Conditioning on a variable

Question

I am looking at some software code that performs conditioning on random variables. For example, one can have a set of random variables which have a multivariate normal distribution associated with them and then you can condition on a given variable to take on a certain value and then get the associated conditional distribution for the rest of the variables.

Now, I notice that distributions which are univariate do not have this method implemented. But for the sake of completeness, for example for a univariate Gaussian when we actually observe that the variable takes on a certain value, shouldn't the conditional distribution be a point mass with zero variance?

Answer 1

Let $X$ be a random variable with density function $f(x)$. You ask about the conditional distribution of $X$ given that $X=x$. And, intuitively, since there is no uncertainty left, we now simply know the value of $X$, the conditional distribution is a probability atom of 1 at $x$ (contradicting the comment by @Zen).

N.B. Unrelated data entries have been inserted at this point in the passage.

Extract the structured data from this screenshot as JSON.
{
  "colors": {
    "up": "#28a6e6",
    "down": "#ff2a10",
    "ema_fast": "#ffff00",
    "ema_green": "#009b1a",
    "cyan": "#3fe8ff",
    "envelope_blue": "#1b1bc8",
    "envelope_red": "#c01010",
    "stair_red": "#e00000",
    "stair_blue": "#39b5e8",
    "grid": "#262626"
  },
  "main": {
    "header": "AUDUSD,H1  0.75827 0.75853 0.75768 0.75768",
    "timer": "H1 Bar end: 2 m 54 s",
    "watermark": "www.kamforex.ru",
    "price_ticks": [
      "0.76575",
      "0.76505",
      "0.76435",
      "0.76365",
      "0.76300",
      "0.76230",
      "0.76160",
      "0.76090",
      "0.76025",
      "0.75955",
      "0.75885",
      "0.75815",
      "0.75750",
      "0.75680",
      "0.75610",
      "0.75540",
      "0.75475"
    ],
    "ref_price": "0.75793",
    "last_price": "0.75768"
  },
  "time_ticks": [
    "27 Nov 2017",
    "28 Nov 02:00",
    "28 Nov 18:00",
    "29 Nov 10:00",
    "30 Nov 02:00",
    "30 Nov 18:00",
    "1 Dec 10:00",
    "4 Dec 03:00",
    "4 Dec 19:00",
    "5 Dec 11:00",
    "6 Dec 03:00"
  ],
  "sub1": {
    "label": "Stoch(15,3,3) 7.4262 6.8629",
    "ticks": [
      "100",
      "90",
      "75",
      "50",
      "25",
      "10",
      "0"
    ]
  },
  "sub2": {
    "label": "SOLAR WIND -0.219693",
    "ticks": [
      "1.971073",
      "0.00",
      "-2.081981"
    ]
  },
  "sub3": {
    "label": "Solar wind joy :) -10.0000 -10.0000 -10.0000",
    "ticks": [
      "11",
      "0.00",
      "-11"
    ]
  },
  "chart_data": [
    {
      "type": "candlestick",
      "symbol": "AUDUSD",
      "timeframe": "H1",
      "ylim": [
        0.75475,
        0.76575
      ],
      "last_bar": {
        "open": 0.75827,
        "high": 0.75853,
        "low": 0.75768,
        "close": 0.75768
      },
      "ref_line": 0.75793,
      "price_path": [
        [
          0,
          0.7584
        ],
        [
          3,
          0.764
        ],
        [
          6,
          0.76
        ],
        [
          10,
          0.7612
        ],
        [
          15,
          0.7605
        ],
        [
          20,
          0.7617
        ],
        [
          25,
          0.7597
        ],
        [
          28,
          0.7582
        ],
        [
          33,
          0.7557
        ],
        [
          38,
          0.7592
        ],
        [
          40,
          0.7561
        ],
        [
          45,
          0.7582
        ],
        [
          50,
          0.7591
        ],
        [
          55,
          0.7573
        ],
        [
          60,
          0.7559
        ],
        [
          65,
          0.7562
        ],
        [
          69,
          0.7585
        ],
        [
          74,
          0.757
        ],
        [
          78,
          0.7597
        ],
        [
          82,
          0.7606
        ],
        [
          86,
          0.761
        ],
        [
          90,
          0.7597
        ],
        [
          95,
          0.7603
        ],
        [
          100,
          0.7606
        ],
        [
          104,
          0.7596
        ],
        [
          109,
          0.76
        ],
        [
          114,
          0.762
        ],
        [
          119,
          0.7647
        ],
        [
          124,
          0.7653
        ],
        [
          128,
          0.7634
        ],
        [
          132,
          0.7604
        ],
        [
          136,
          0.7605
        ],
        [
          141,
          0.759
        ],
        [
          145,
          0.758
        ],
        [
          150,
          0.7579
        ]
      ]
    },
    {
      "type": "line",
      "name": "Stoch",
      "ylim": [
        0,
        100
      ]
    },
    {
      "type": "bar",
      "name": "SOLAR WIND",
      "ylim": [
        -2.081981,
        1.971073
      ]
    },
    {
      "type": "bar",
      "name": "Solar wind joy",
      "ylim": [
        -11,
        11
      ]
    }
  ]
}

Some details. Since we cannot conditioning directly on an event of probability 1, take first a small region containing $x$ and denote it $dx$. Then $$ \DeclareMathOperator{\P}{\mathbb{P}} \P(X \in dx \mid X \in E) = \frac{\P(X \in dx \cap X \in E)}{\P(X \in E)} = \\ \frac{\P(X \in E \cap dx)}{\P(X \in E)} $$ and in the density case, shrinking $dx$ to $x$, in the limit we get the conditional density $$ \frac{f(x)}{\P(X \in E)} $$ Now, if we take $E = dx$, the quotient is 1, and in the limit shrinking $dx$ to $x$ we get a probability atom at $x$.